L'intérieur du moule est également rempli d'argile. Vous pouvez voir sur la photo suivante les conduits qui servent à évacuer la cire lors du passage au four (d'ou le nom de la technique "à la cire perdue"). Le moule reste ensuite en chauffe quelques heures afin d'éviter un choc thermique lorsque le bronze liquide sera coulé pour remplacer la cire. En effet, la température de fusion du bronze est supérieure à 1000°C.
Après refroidissement, la gangue d'argile sera cassée.
Les grandes statues sont faites en plusieurs morceaux.
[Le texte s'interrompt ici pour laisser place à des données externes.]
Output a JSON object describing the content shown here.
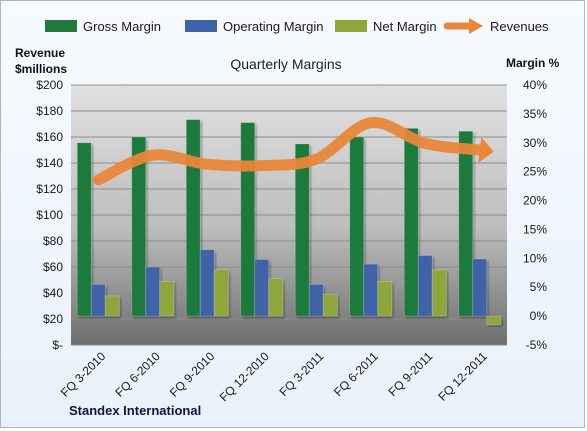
{
  "chart_data": {
    "type": "bar",
    "title": "Quarterly Margins",
    "footer": "Standex International",
    "categories": [
      "FQ 3-2010",
      "FQ 6-2010",
      "FQ 9-2010",
      "FQ 12-2010",
      "FQ 3-2011",
      "FQ 6-2011",
      "FQ 9-2011",
      "FQ 12-2011"
    ],
    "left_axis": {
      "label_line1": "Revenue",
      "label_line2": "$millions",
      "ylim": [
        0,
        200
      ],
      "ticks": [
        "$-",
        "$20",
        "$40",
        "$60",
        "$80",
        "$100",
        "$120",
        "$140",
        "$160",
        "$180",
        "$200"
      ]
    },
    "right_axis": {
      "label": "Margin %",
      "ylim": [
        -5,
        40
      ],
      "ticks": [
        "-5%",
        "0%",
        "5%",
        "10%",
        "15%",
        "20%",
        "25%",
        "30%",
        "35%",
        "40%"
      ]
    },
    "series": [
      {
        "name": "Gross Margin",
        "axis": "right",
        "type": "bar",
        "color": "#1f7a3c",
        "values": [
          30.0,
          31.0,
          34.0,
          33.5,
          29.8,
          31.0,
          32.5,
          32.0
        ]
      },
      {
        "name": "Operating Margin",
        "axis": "right",
        "type": "bar",
        "color": "#3f63a8",
        "values": [
          5.5,
          8.5,
          11.5,
          9.8,
          5.5,
          9.0,
          10.5,
          9.9
        ]
      },
      {
        "name": "Net Margin",
        "axis": "right",
        "type": "bar",
        "color": "#8ea63a",
        "values": [
          3.5,
          6.0,
          8.0,
          6.5,
          3.8,
          6.0,
          8.0,
          -1.5
        ]
      },
      {
        "name": "Revenues",
        "axis": "left",
        "type": "line",
        "color": "#e8873a",
        "values": [
          127,
          146,
          139,
          138,
          143,
          171,
          155,
          150
        ]
      }
    ],
    "grid": true,
    "legend_position": "top"
  }
}
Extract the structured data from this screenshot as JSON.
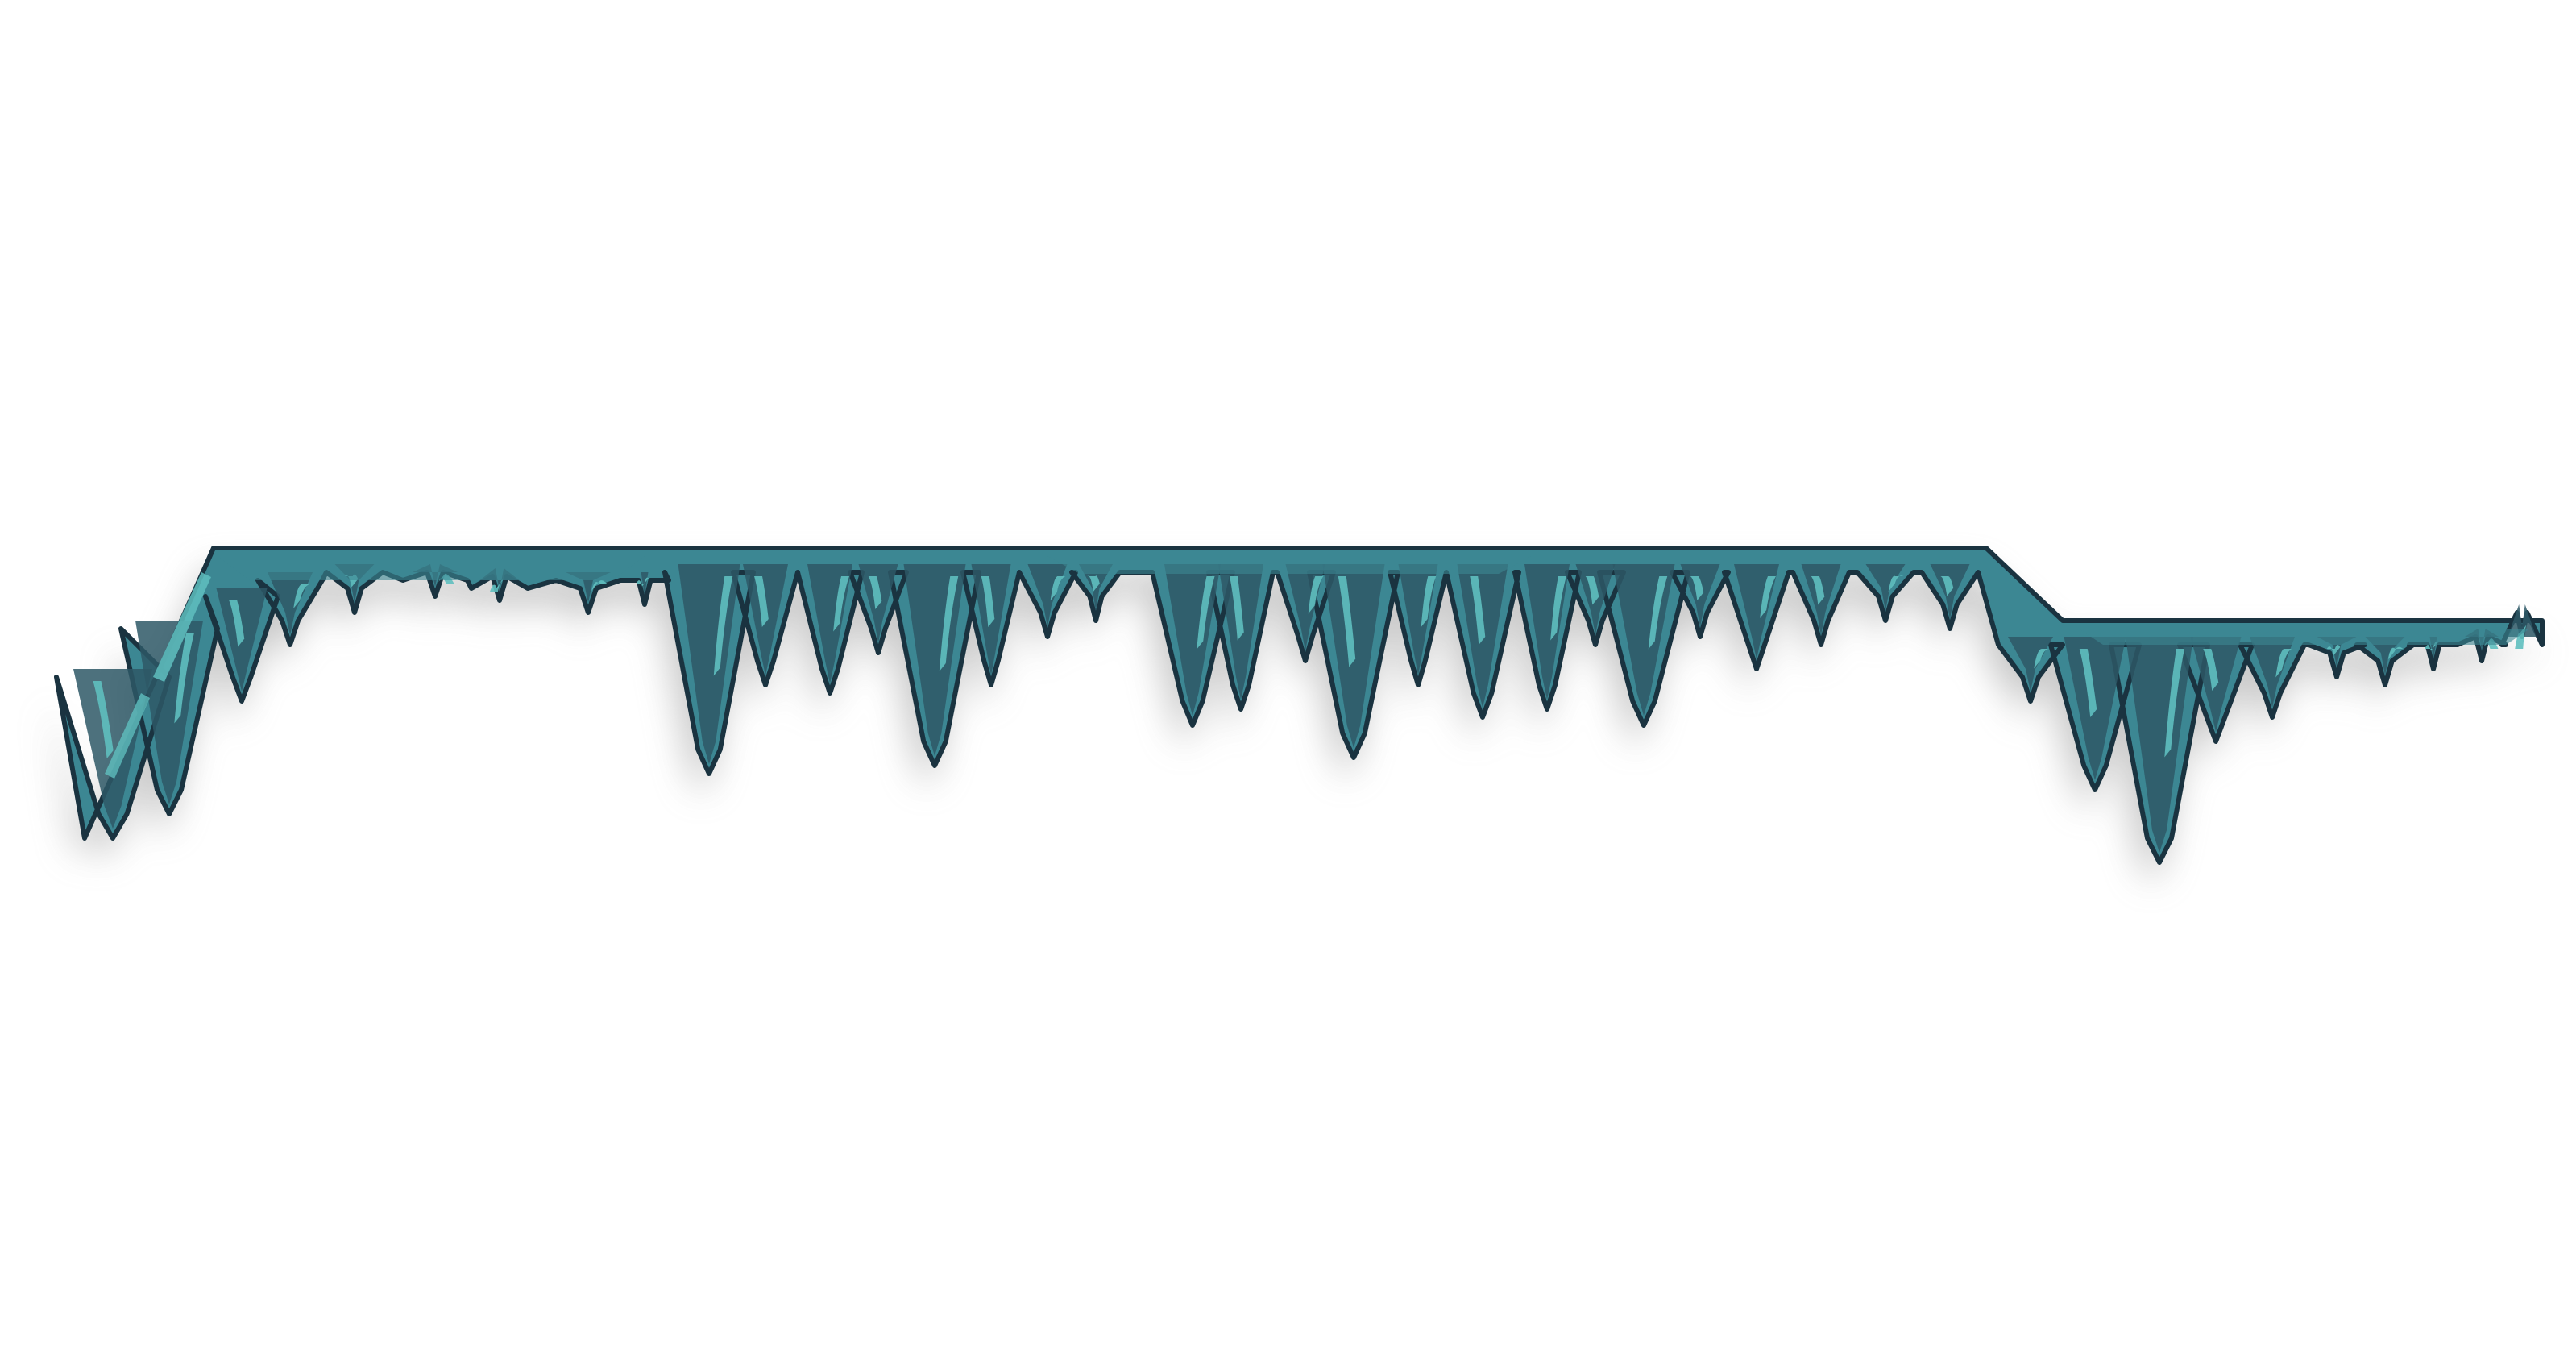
{
  "scene": {
    "description_free": true,
    "colors": {
      "background": "#ffffff",
      "rock_base": "#3c8793",
      "rock_dark": "#2e5866",
      "rock_highlight": "#5fbfbf",
      "outline": "#1a3340",
      "shadow": "#9a9a9a"
    },
    "asset": {
      "name": "ice-cave-ceiling-platform",
      "segments": [
        "left-slope",
        "upper-flat",
        "right-step-down",
        "lower-flat"
      ]
    }
  }
}
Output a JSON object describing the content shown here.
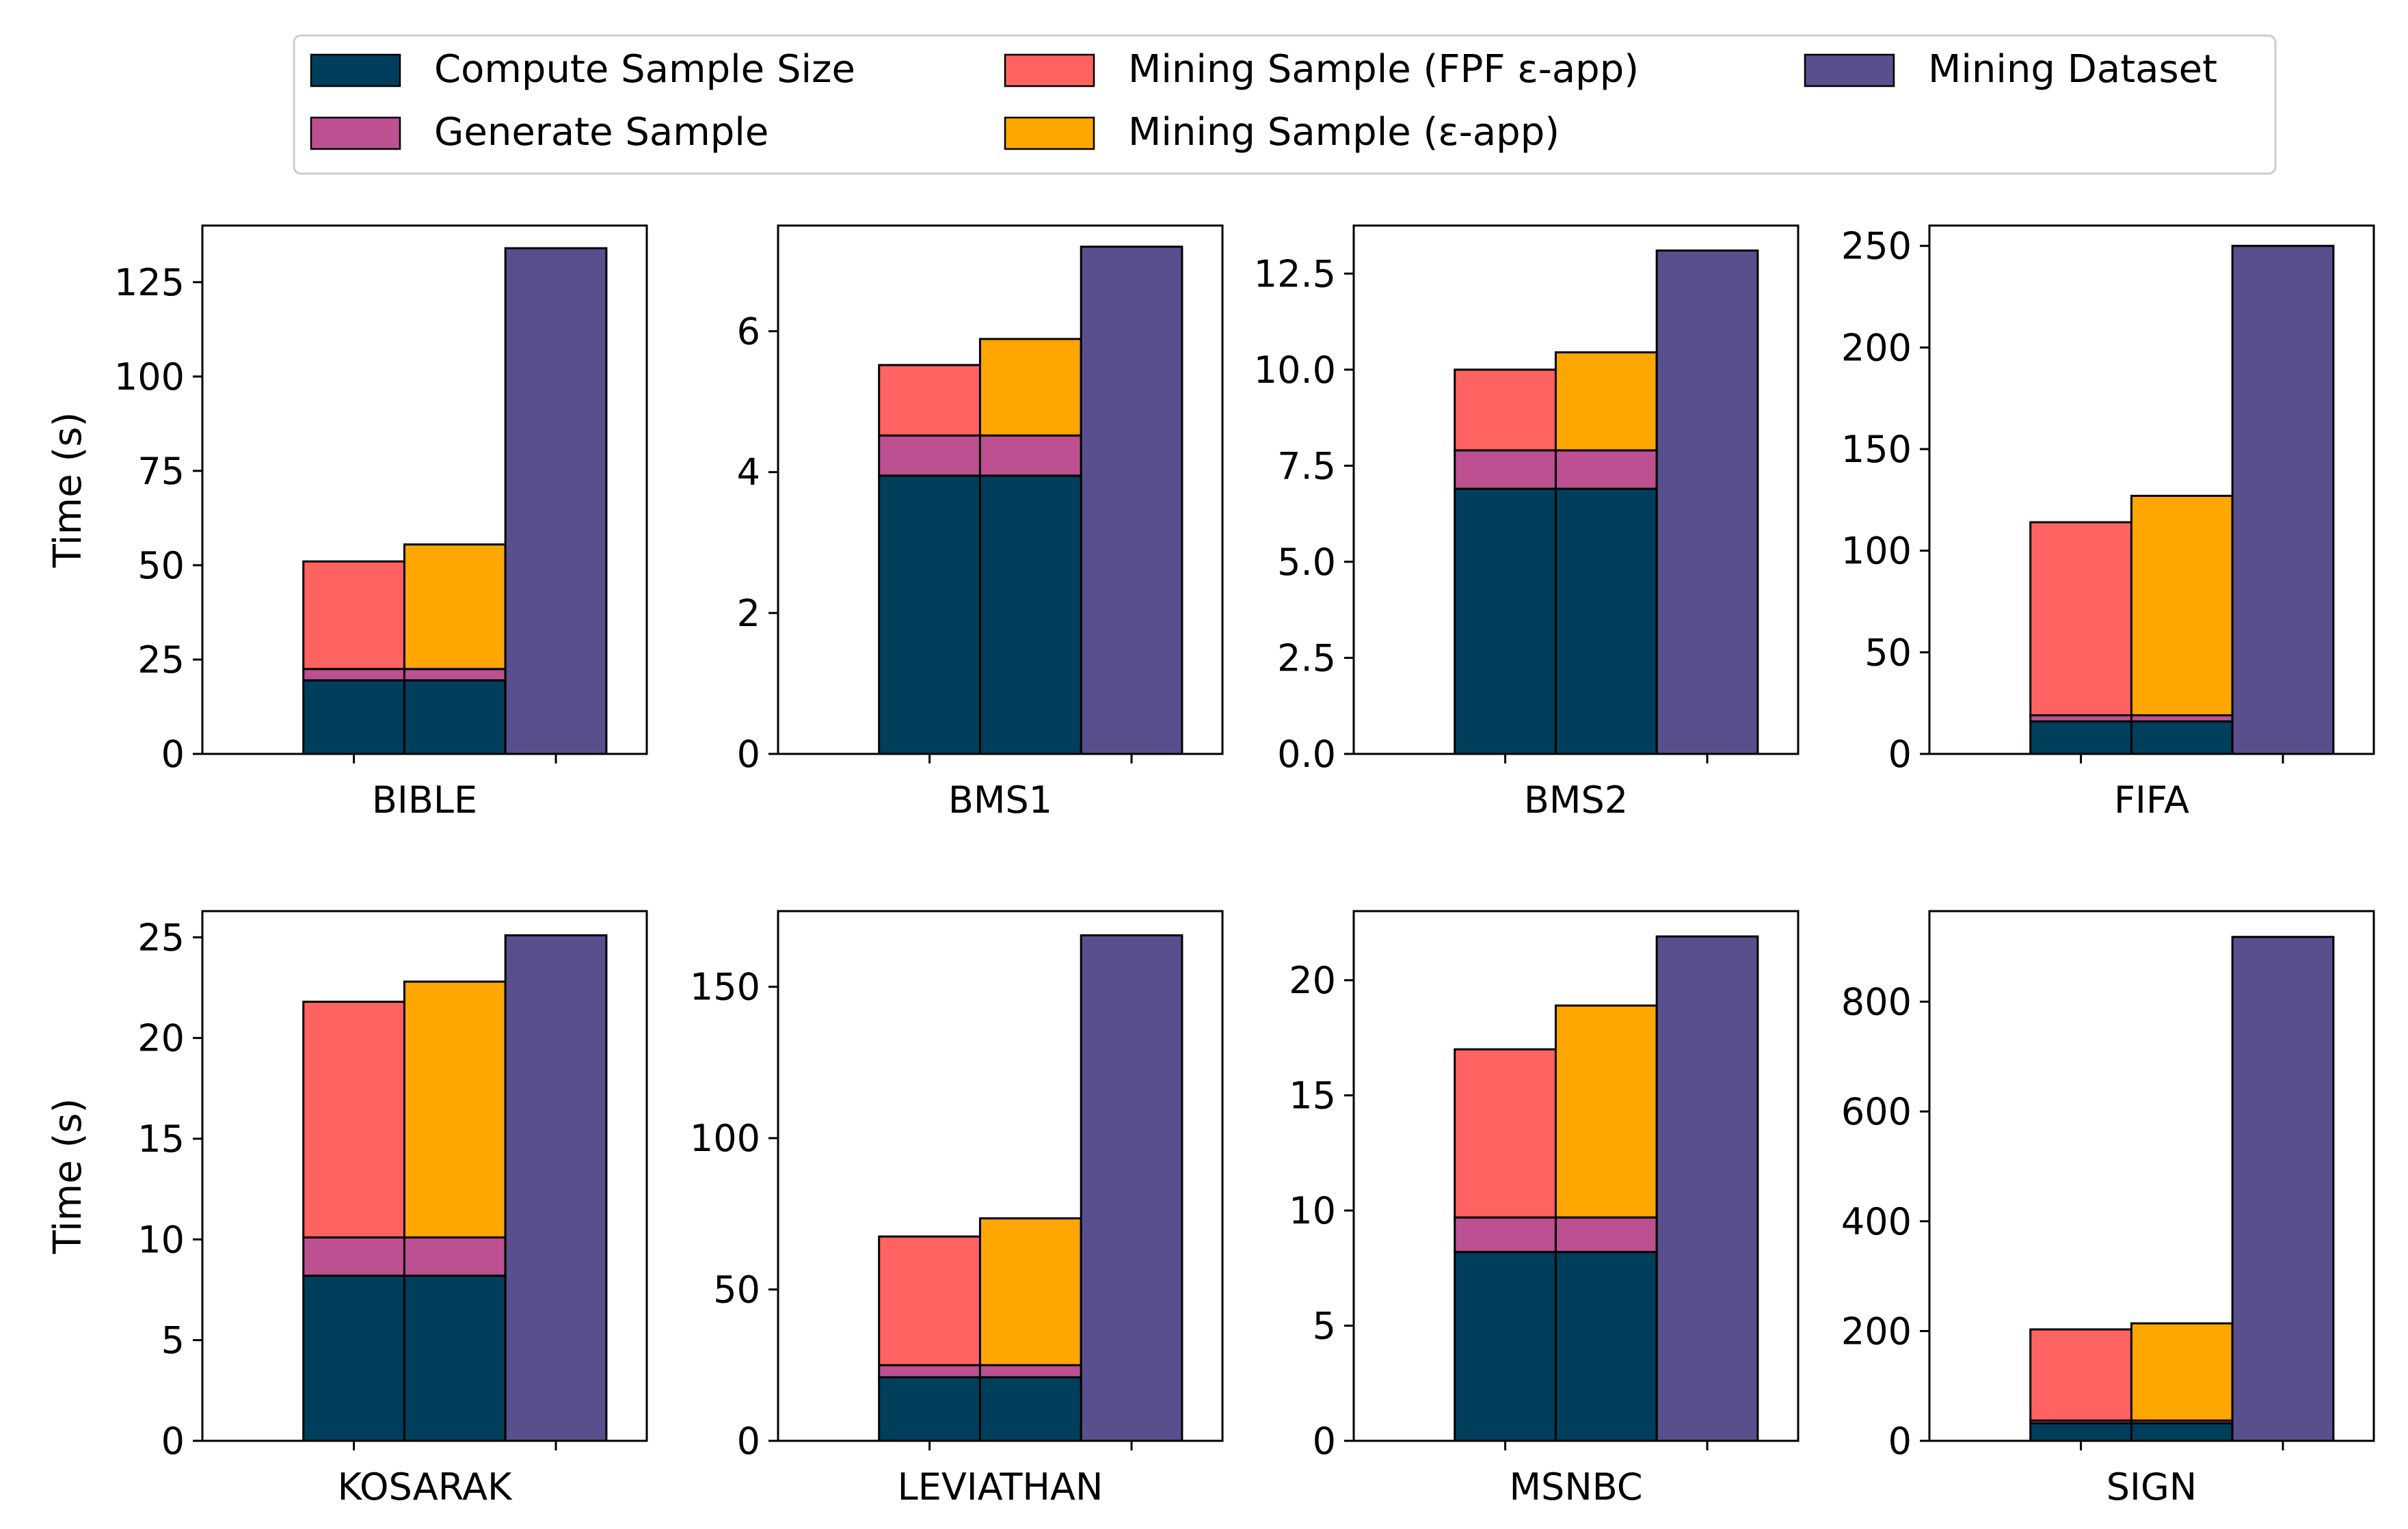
{
  "chart_data": {
    "type": "bar",
    "stacked": true,
    "ylabel": "Time (s)",
    "colors": {
      "compute": "#003f5c",
      "generate": "#bc5090",
      "fpf": "#ff6361",
      "eps": "#ffa600",
      "dataset": "#58508d"
    },
    "legend": [
      {
        "key": "compute",
        "label": "Compute Sample Size"
      },
      {
        "key": "generate",
        "label": "Generate Sample"
      },
      {
        "key": "fpf",
        "label": "Mining Sample (FPF ε-app)"
      },
      {
        "key": "eps",
        "label": "Mining Sample (ε-app)"
      },
      {
        "key": "dataset",
        "label": "Mining Dataset"
      }
    ],
    "panels": [
      {
        "name": "BIBLE",
        "ylim": [
          0,
          140
        ],
        "ticks": [
          0,
          25,
          50,
          75,
          100,
          125
        ],
        "tick_labels": [
          "0",
          "25",
          "50",
          "75",
          "100",
          "125"
        ],
        "compute": 19.5,
        "generate": 3,
        "fpf_mining": 28.5,
        "eps_mining": 33,
        "dataset": 134
      },
      {
        "name": "BMS1",
        "ylim": [
          0,
          7.5
        ],
        "ticks": [
          0,
          2,
          4,
          6
        ],
        "tick_labels": [
          "0",
          "2",
          "4",
          "6"
        ],
        "compute": 3.95,
        "generate": 0.57,
        "fpf_mining": 1.0,
        "eps_mining": 1.37,
        "dataset": 7.2
      },
      {
        "name": "BMS2",
        "ylim": [
          0,
          13.75
        ],
        "ticks": [
          0,
          2.5,
          5,
          7.5,
          10,
          12.5
        ],
        "tick_labels": [
          "0.0",
          "2.5",
          "5.0",
          "7.5",
          "10.0",
          "12.5"
        ],
        "compute": 6.9,
        "generate": 1.0,
        "fpf_mining": 2.1,
        "eps_mining": 2.55,
        "dataset": 13.1
      },
      {
        "name": "FIFA",
        "ylim": [
          0,
          260
        ],
        "ticks": [
          0,
          50,
          100,
          150,
          200,
          250
        ],
        "tick_labels": [
          "0",
          "50",
          "100",
          "150",
          "200",
          "250"
        ],
        "compute": 16,
        "generate": 3,
        "fpf_mining": 95,
        "eps_mining": 108,
        "dataset": 250
      },
      {
        "name": "KOSARAK",
        "ylim": [
          0,
          26.3
        ],
        "ticks": [
          0,
          5,
          10,
          15,
          20,
          25
        ],
        "tick_labels": [
          "0",
          "5",
          "10",
          "15",
          "20",
          "25"
        ],
        "compute": 8.2,
        "generate": 1.9,
        "fpf_mining": 11.7,
        "eps_mining": 12.7,
        "dataset": 25.1
      },
      {
        "name": "LEVIATHAN",
        "ylim": [
          0,
          175
        ],
        "ticks": [
          0,
          50,
          100,
          150
        ],
        "tick_labels": [
          "0",
          "50",
          "100",
          "150"
        ],
        "compute": 21,
        "generate": 4,
        "fpf_mining": 42.5,
        "eps_mining": 48.5,
        "dataset": 167
      },
      {
        "name": "MSNBC",
        "ylim": [
          0,
          23
        ],
        "ticks": [
          0,
          5,
          10,
          15,
          20
        ],
        "tick_labels": [
          "0",
          "5",
          "10",
          "15",
          "20"
        ],
        "compute": 8.2,
        "generate": 1.5,
        "fpf_mining": 7.3,
        "eps_mining": 9.2,
        "dataset": 21.9
      },
      {
        "name": "SIGN",
        "ylim": [
          0,
          965
        ],
        "ticks": [
          0,
          200,
          400,
          600,
          800
        ],
        "tick_labels": [
          "0",
          "200",
          "400",
          "600",
          "800"
        ],
        "compute": 32,
        "generate": 5,
        "fpf_mining": 166,
        "eps_mining": 177,
        "dataset": 918
      }
    ]
  }
}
Il reste donc un travail de dégrossissage et d'assemblage du puzzle par soudure.
Les finitions sont ensuite apportées.
Et voilà notre Bouddha terminé !
Nous allons maintenant à Yangon, sous un des escaliers couverts qui mènent à la pagode Shwedagon, pour voir de la sculpture sur bois.
La pagode Shwedagon est le sanctuaire bouddhique le plus sacré de Birmanie et celui qui attire la plus grande affluence.
Son accés est protégé par deux chinthes qui sont des chimères de lion et de griffon.
Son stupa central, d'une hauteur de quatre-vingt-dix-huit mètres, est recouvert de 700 kilos d'or. Il contiendrait les reliques de quatre Bouddhas, dont huit cheveux de Siddhartha Gautama collectés alors qu'il était vivant.
Nous restons à Shwedagon pour assister à la récitation des Mantras, formules sacrées composées de phonèmes issues du Sanskrit. Leur signification n'est pas importante ; ce sont les effets vibratoires créés par chaque syllabe prononcée de façon répétée qui apportent de la puissance. Réciter des Mantras sert à faire le vide pour faciliter la méditation. De plus, cela permet d'atteindre la fréquence de vibration de l'univers. Des études scientifiques ont démontré l'effet positif de certains sons sur le corps humain. Ceux-ci stimulent les protections naturelles contre le cancer entre autres. Les Mantras intègrent ces sons bénéfiques avec leur résonance positive. Pour la petite histoire, lors de la consécration de la pagode Shwedagon, il a été récité des Mantras pendant ...six mois de suite non stop !!!
Sur la vidéo ci-dessous vous pourrez choisir le Bouddha à ramener en souvenir de votre voyage en Birmanie.
Quant à nous, c'est ce tout petit Bouddha qui a pris place dans notre valise. Il est en jade et nous permet de faire la transition avec le prochain reportage où nous vous emmènerons à Mandalay, dans le plus grand marché de jade de la planète.